Last edited: Jul 9, 2008
2. Jul 9, 2008

vipulsilwal

y' = (y + y^2)/(x + x^2)

dy/(y + y^2)=dx/(x + x^2)
dy/y(y+1)=dx/x(x+1)

lets first see the right hand side
dy*(1/y-1/y+1)
dy/y-dy/(y+1)
integrating,
ln(y)-ln(y+1)+c1
ln(y/y+1)+c1

similarly on right hand side
ln(x/x+1)+c2
equating we get
ln(y(x+1)/x(y+1))=c
y(x+1)/x(y+1)=e^c

e^c as constant k
y(x+1)/x(y+1)=k

3. Jul 9, 2008

tiny-tim

Hints are best!

Hi vipulsilwal!

Very nice.

But the OP asked for "the right start", and you've given the whole answer.

Hint: If you'd stopped where I've quoted to, it would just have been a hint.

4. Jul 9, 2008

HallsofIvy

Staff Emeritus
And that is NOT a "second order" differential equation.

5. Aug 7, 2008

laura_a

I've been working on this question for ages now

And I have to find the solution for which y(2)=1
This is the last line of working out
$$\frac{y(x+1)}{x(y+1)} =k$$

The problem is, I've got an expression with x's and y's in it. In all of the examples in my text book you always end up with y= something with x's and k's in it. But I can't solve that for y, I've tried and end up with a big mess. I assumed I need to use that fact that y(2)=1 and perhaps get simulataneous equations going?
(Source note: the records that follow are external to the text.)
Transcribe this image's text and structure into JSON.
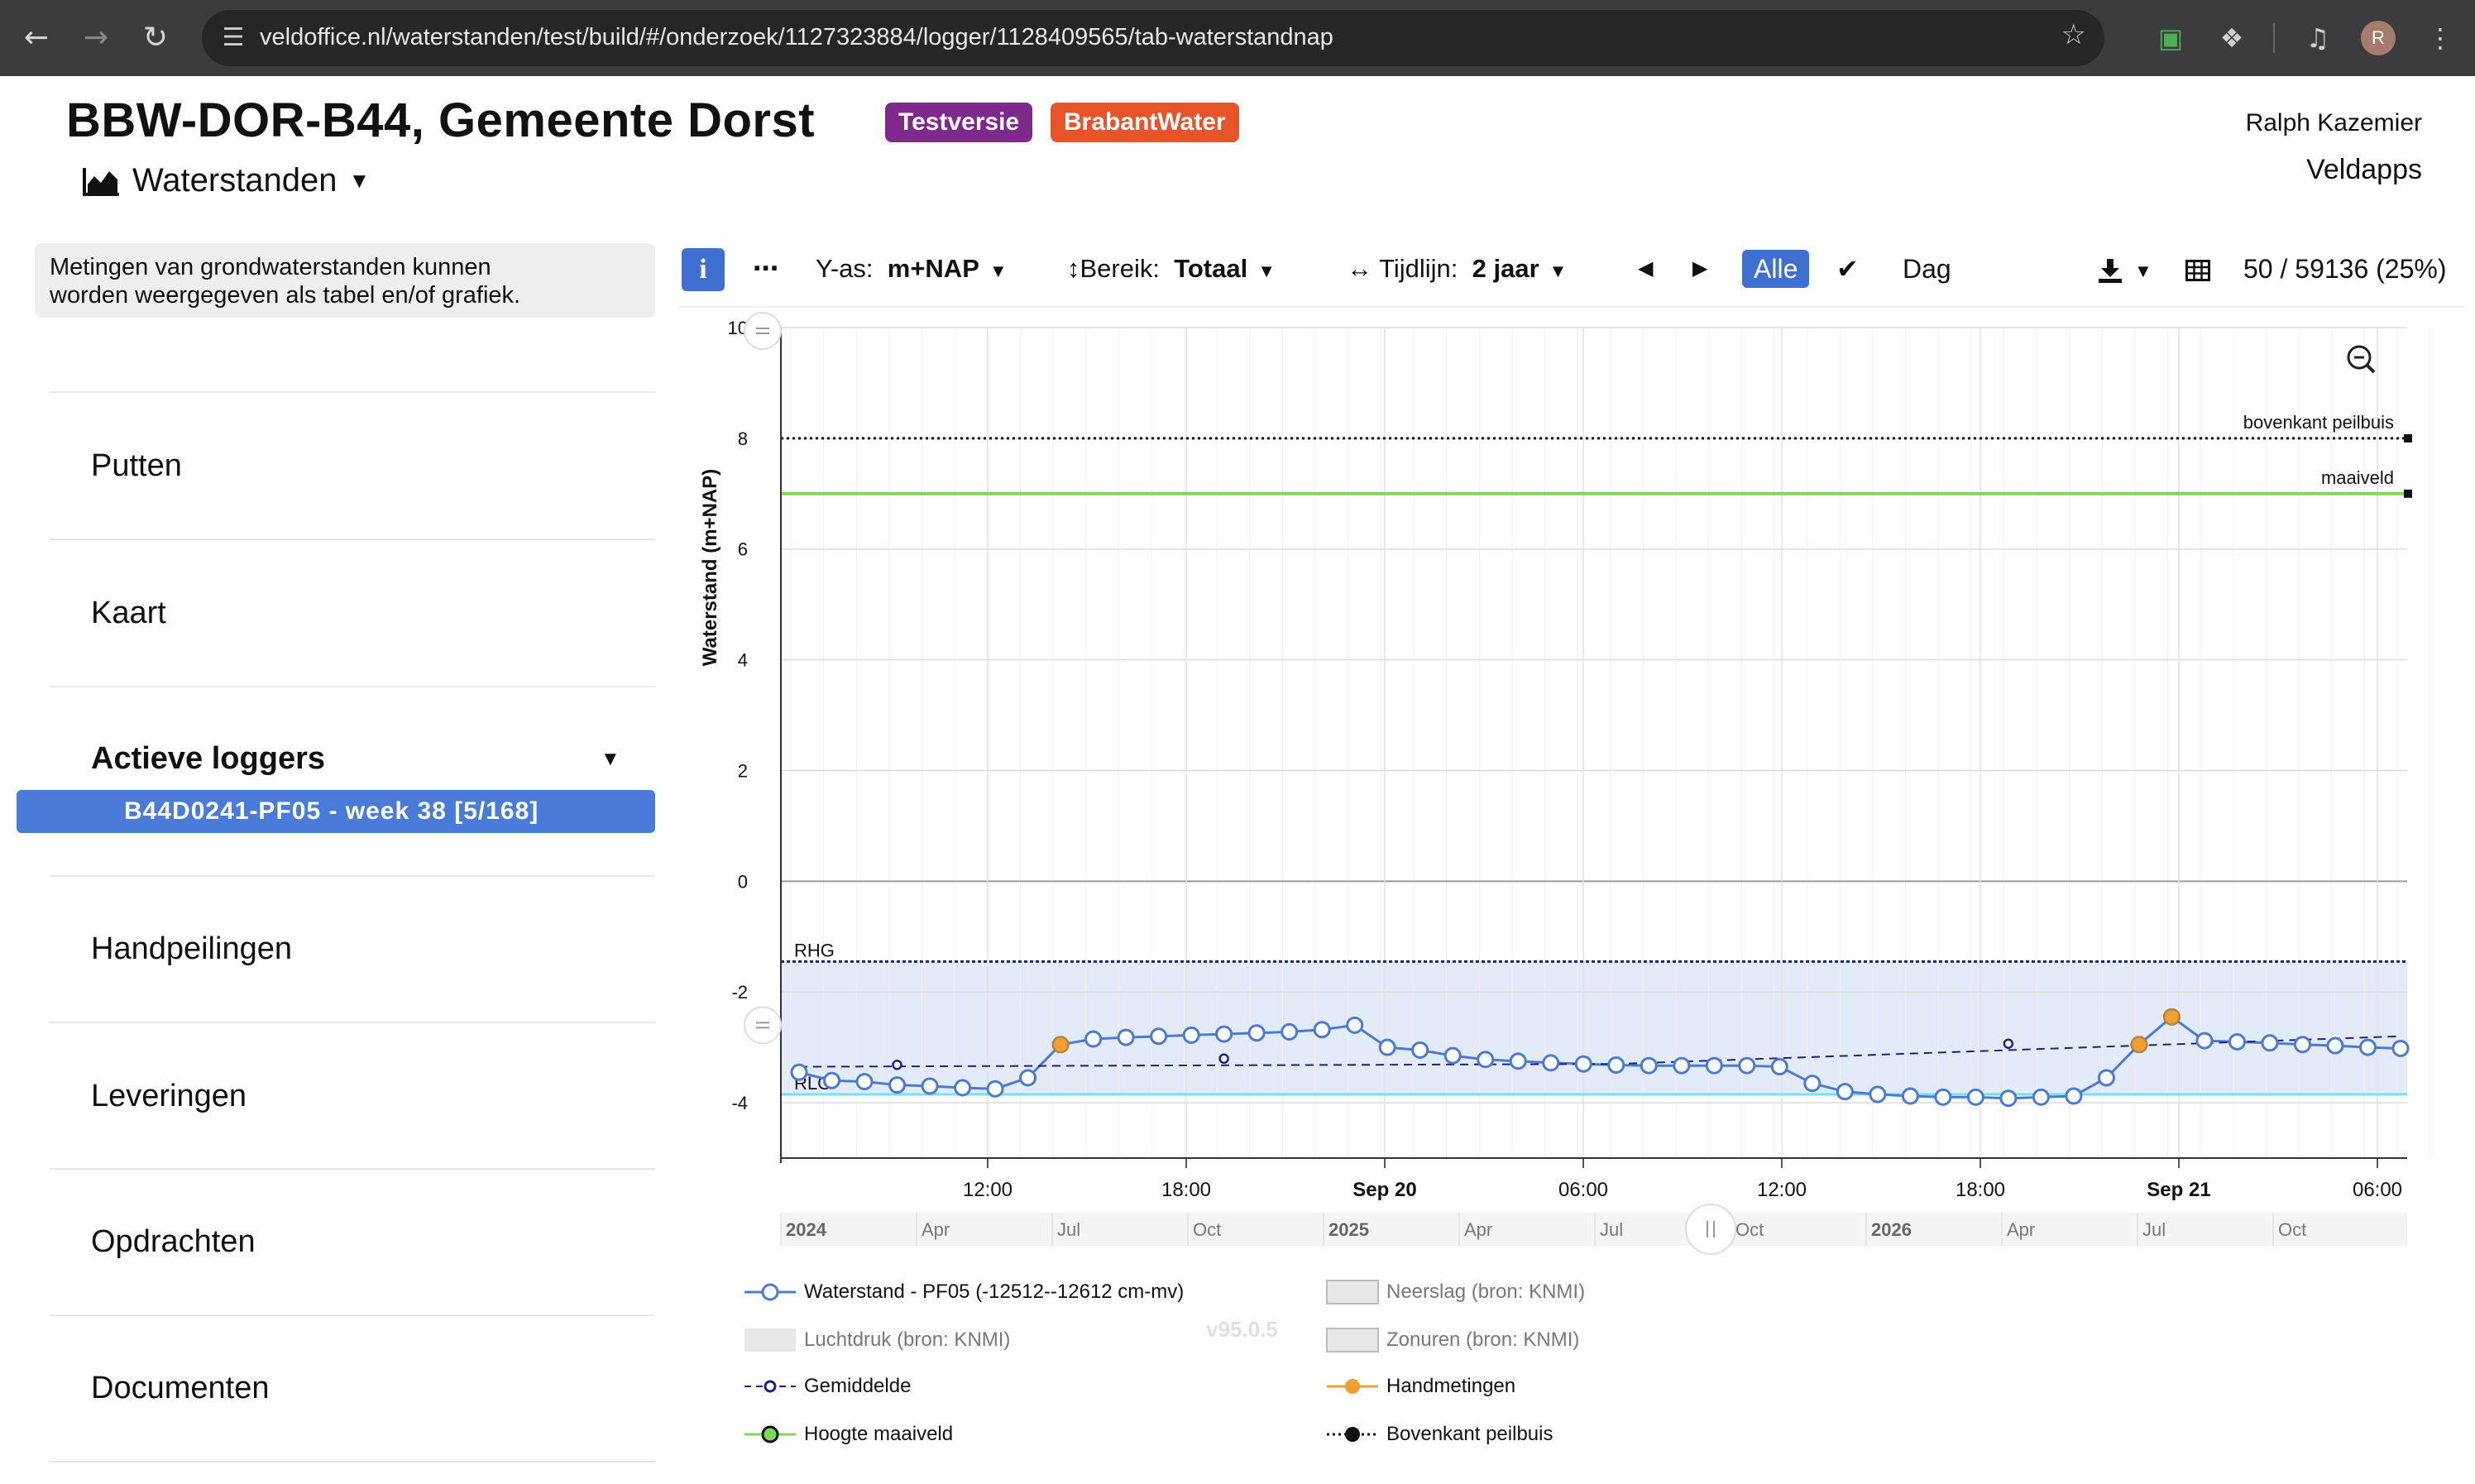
{
  "browser": {
    "url": "veldoffice.nl/waterstanden/test/build/#/onderzoek/1127323884/logger/1128409565/tab-waterstandnap",
    "avatar_letter": "R"
  },
  "header": {
    "title": "BBW-DOR-B44, Gemeente Dorst",
    "badge_test": "Testversie",
    "badge_brand": "BrabantWater",
    "user": "Ralph Kazemier",
    "org": "Veldapps",
    "view_label": "Waterstanden"
  },
  "sidebar": {
    "info_text_1": "Metingen van grondwaterstanden kunnen",
    "info_text_2": "worden weergegeven als tabel en/of grafiek.",
    "items": [
      "Putten",
      "Kaart",
      "Actieve loggers",
      "Handpeilingen",
      "Leveringen",
      "Opdrachten",
      "Documenten"
    ],
    "active_logger": "B44D0241-PF05 - week 38 [5/168]"
  },
  "toolbar": {
    "info": "i",
    "more": "⋯",
    "yas_label": "Y-as:",
    "yas_value": "m+NAP",
    "bereik_label": "Bereik:",
    "bereik_value": "Totaal",
    "tijdlijn_label": "Tijdlijn:",
    "tijdlijn_value": "2 jaar",
    "alle": "Alle",
    "dag": "Dag",
    "count": "50 / 59136 (25%)"
  },
  "chart_data": {
    "type": "line",
    "ylabel": "Waterstand (m+NAP)",
    "ylim": [
      -5,
      10
    ],
    "yticks": [
      10,
      8,
      6,
      4,
      2,
      0,
      -2,
      -4
    ],
    "xticks": [
      "12:00",
      "18:00",
      "Sep 20",
      "06:00",
      "12:00",
      "18:00",
      "Sep 21",
      "06:00"
    ],
    "xticks_bold": [
      false,
      false,
      true,
      false,
      false,
      false,
      true,
      false
    ],
    "navigator_labels": [
      {
        "text": "2024",
        "bold": true
      },
      {
        "text": "Apr",
        "bold": false
      },
      {
        "text": "Jul",
        "bold": false
      },
      {
        "text": "Oct",
        "bold": false
      },
      {
        "text": "2025",
        "bold": true
      },
      {
        "text": "Apr",
        "bold": false
      },
      {
        "text": "Jul",
        "bold": false
      },
      {
        "text": "Oct",
        "bold": false
      },
      {
        "text": "2026",
        "bold": true
      },
      {
        "text": "Apr",
        "bold": false
      },
      {
        "text": "Jul",
        "bold": false
      },
      {
        "text": "Oct",
        "bold": false
      }
    ],
    "reference_lines": [
      {
        "label": "bovenkant peilbuis",
        "value": 8.0
      },
      {
        "label": "maaiveld",
        "value": 7.0
      },
      {
        "label": "RHG",
        "value": -1.45
      },
      {
        "label": "RLG",
        "value": -3.85
      }
    ],
    "band": [
      -3.85,
      -1.45
    ],
    "series": [
      {
        "name": "Waterstand - PF05 (-12512--12612 cm-mv)",
        "color": "#4a7bd0",
        "values": [
          -3.45,
          -3.6,
          -3.62,
          -3.68,
          -3.7,
          -3.73,
          -3.75,
          -3.55,
          -2.95,
          -2.85,
          -2.82,
          -2.8,
          -2.78,
          -2.76,
          -2.74,
          -2.72,
          -2.68,
          -2.6,
          -3.0,
          -3.05,
          -3.15,
          -3.22,
          -3.25,
          -3.28,
          -3.3,
          -3.32,
          -3.33,
          -3.33,
          -3.33,
          -3.33,
          -3.35,
          -3.65,
          -3.8,
          -3.85,
          -3.88,
          -3.9,
          -3.9,
          -3.92,
          -3.9,
          -3.88,
          -3.55,
          -2.95,
          -2.45,
          -2.88,
          -2.9,
          -2.92,
          -2.95,
          -2.97,
          -3.0,
          -3.02
        ]
      },
      {
        "name": "Gemiddelde",
        "color": "#1a237e",
        "values": [
          -3.35,
          -3.3,
          -2.8
        ]
      },
      {
        "name": "Handmetingen",
        "color": "#f0a030",
        "points": [
          [
            8,
            -2.95
          ],
          [
            41,
            -2.95
          ],
          [
            42,
            -2.45
          ]
        ]
      }
    ]
  },
  "legend": [
    {
      "label": "Waterstand - PF05 (-12512--12612 cm-mv)",
      "grey": false
    },
    {
      "label": "Neerslag (bron: KNMI)",
      "grey": true
    },
    {
      "label": "Luchtdruk (bron: KNMI)",
      "grey": true
    },
    {
      "label": "Zonuren (bron: KNMI)",
      "grey": true
    },
    {
      "label": "Gemiddelde",
      "grey": false
    },
    {
      "label": "Handmetingen",
      "grey": false
    },
    {
      "label": "Hoogte maaiveld",
      "grey": false
    },
    {
      "label": "Bovenkant peilbuis",
      "grey": false
    }
  ],
  "version": "v95.0.5"
}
One of the problems I really have is that I don't know what y is so I can't find y(2)=1

Should I go back to

$$ln \frac{y}{y+1} + C_1 = ln \frac{x}{x+1} + C_2$$

I was thinking maybe I should split them up before taking the e of both sides

Can/SHould I do

$$ln(y) - ln(y+1) + C_1 = ln(x) - ln(x+1) +C_2$$

?

Thanks

Last edited: Aug 7, 2008
6. Aug 7, 2008

tiny-tim

Hi laura!

Trick: just simplify the y bit, to get one y on its own:

(y+1)/y = 1 + 1/y.

So 1 + 1/y = (x + 1)/kx,

so k = … ? and y = … ?

7. Aug 8, 2008

laura_a

ahh... thanks! Got it now